DDTM de Vendée déclaration au CSA du 29 juin 2026
Les épisodes de fortes chaleurs, désormais bien au-dessus des normales de saison, ne peuvent plus être considérés comme des événements exceptionnels. Ils s’inscrivent dans une évolution durable du climat. La prévention ne peut donc plus se limiter à la seule gestion de l’urgence.
La CGT demande que les changements climatiques soient pleinement intégrés dans la prévention des risques professionnels. Cela passe notamment par une mise à jour du Document unique d’évaluation des risques professionnels (DUERP), mais aussi par une adaptation réelle des bâtiments aux épisodes de canicule, dont la fréquence, la durée et l’intensité augmentent d’année en année.

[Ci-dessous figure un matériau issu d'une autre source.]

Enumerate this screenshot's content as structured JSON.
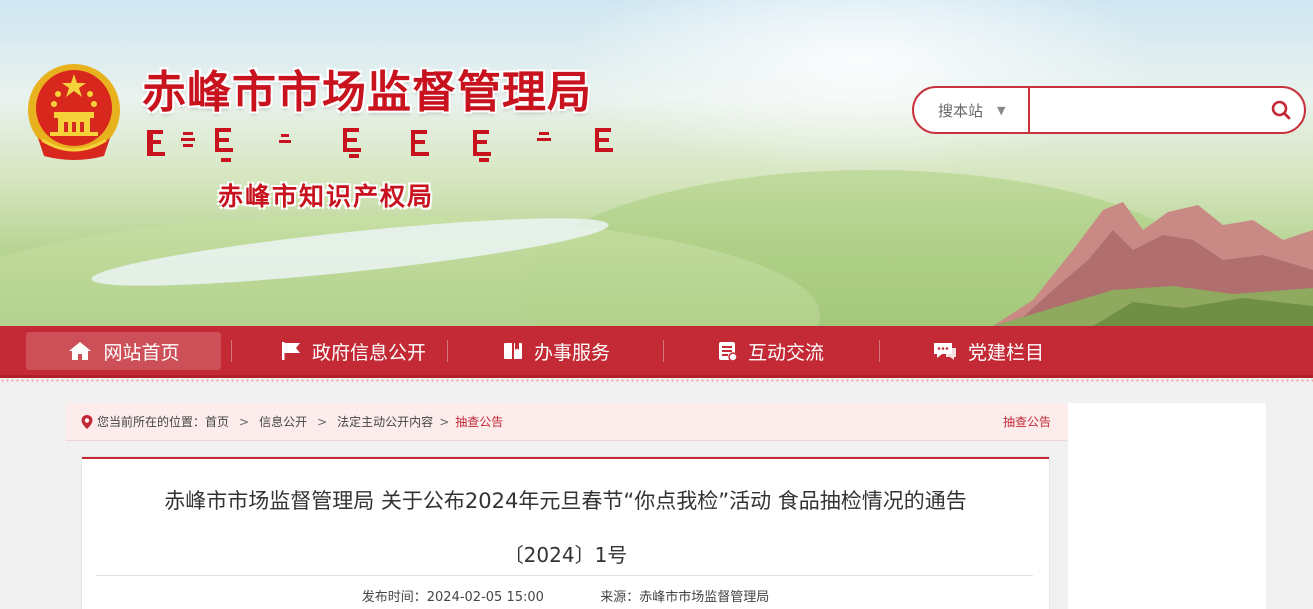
{
  "header": {
    "title": "赤峰市市场监督管理局",
    "subtitle": "赤峰市知识产权局",
    "mongolian_icon": "mongolian-script-title",
    "emblem_icon": "national-emblem-icon"
  },
  "search": {
    "scope_label": "搜本站",
    "placeholder": "",
    "value": ""
  },
  "nav": {
    "items": [
      {
        "label": "网站首页",
        "icon": "home-icon",
        "active": true
      },
      {
        "label": "政府信息公开",
        "icon": "flag-icon"
      },
      {
        "label": "办事服务",
        "icon": "book-icon"
      },
      {
        "label": "互动交流",
        "icon": "clipboard-icon"
      },
      {
        "label": "党建栏目",
        "icon": "chat-icon"
      }
    ]
  },
  "breadcrumb": {
    "prefix": "您当前所在的位置：",
    "items": [
      "首页",
      "信息公开",
      "法定主动公开内容",
      "抽查公告"
    ],
    "section_label": "抽查公告"
  },
  "article": {
    "title": "赤峰市市场监督管理局 关于公布2024年元旦春节“你点我检”活动 食品抽检情况的通告",
    "doc_no": "〔2024〕1号",
    "publish_label": "发布时间：",
    "publish_time": "2024-02-05 15:00",
    "source_label": "来源：",
    "source": "赤峰市市场监督管理局"
  },
  "colors": {
    "primary_red": "#c32a35",
    "title_red": "#c8121e",
    "breadcrumb_bg": "#fcecec"
  }
}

Les agents ne subissent pas les fortes chaleurs uniquement sur leur lieu de travail. Ils les subissent également à leur domicile. Or, chacun ne dispose pas d’un logement suffisamment isolé, ni de la possibilité d’installer ou d’utiliser un système de climatisation. Les nuits deviennent difficiles, le sommeil est perturbé, la récupération est insuffisante et la santé physique comme psychique s’en trouve affectée.
Cette réalité est aggravée par une situation sociale de plus en plus préoccupante.
De nombreux agents rencontrent aujourd’hui de réelles difficultés financières. La suppression de la GIPA l’an dernier, l’absence de revalorisation des grilles indiciaires et le décrochage persistant du point d’indice face à l’inflation ont fortement dégradé leur pouvoir d’achat.
À cela s’ajoute la hausse du coût des carburants depuis le mois de mars, alors qu’ils étaient déjà à un niveau élevé. Utiliser son véhicule personnel devient un luxe pour nombre d’agents, d’autant que le coût des réparations et de l’entretien ne cesse lui aussi d’augmenter.